Imagine how different things would be if NASA were always investigating new vehicles designs, even at say $500 million a year. Always doing R&D. Always improving designs and building new systems. Actually testing vehicles instead of just flying down the center of the flight envelope every time. And always concentrating on cost of operations and practicality.
“Imagine how different things would be if NASA were always investigating new vehicles designs, even at say $500 million a year.”
The part you left out is the dissemination of information and technology into the private sector.
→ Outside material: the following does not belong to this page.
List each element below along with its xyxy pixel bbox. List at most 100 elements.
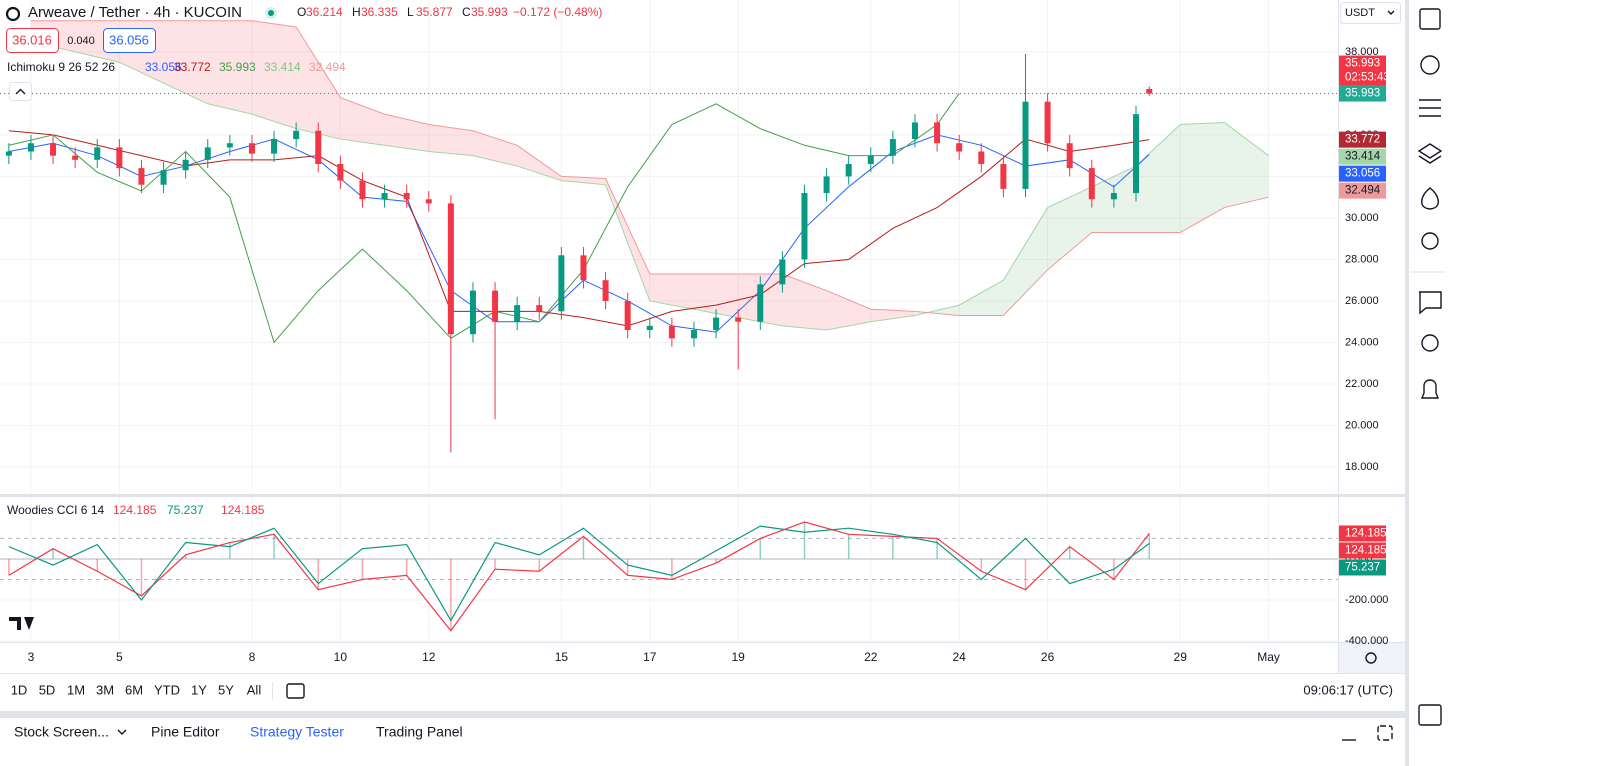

NASA should do a better job of this.
ITAR prevents that information dissemination for all but the most trivial or superficial.
And completely off topic, but it seems they just figured out that Multiple Sclerosis is a food-borne illness.
Plosone article from October, “Isolation of Clostridium perfringens Type B in an Individual at First Clinical Presentation of Multiple Sclerosis Provides Clues for Environmental Triggers of the Disease.”
The strain produces a toxin called “epsilon” (there are five strains of the bacteria whose toxins are called alpha, beta, etc.) and which afflicts sheep and cattle, but it wasn’t previously suspected to affect humans. Doctors detected the strain in a woman who was showing the first signs of MS, then checked other MS patients for prior exposure and found they were 10 times more likely to show immunoreactivity to epsilon toxin than the control group of healthy people.
So they just finished testing the affects of the toxin itself, and it happens to attack the cells affected by MS in the same way they see in MS patients.
NBC News link.
The good news is that we already have vaccines for it for farm animals, and have already developed some antibody techniques to combat the toxin in people in case the toxin is ever used as a weapon. The scary news is that this strain has been detected in about 3% of food samples.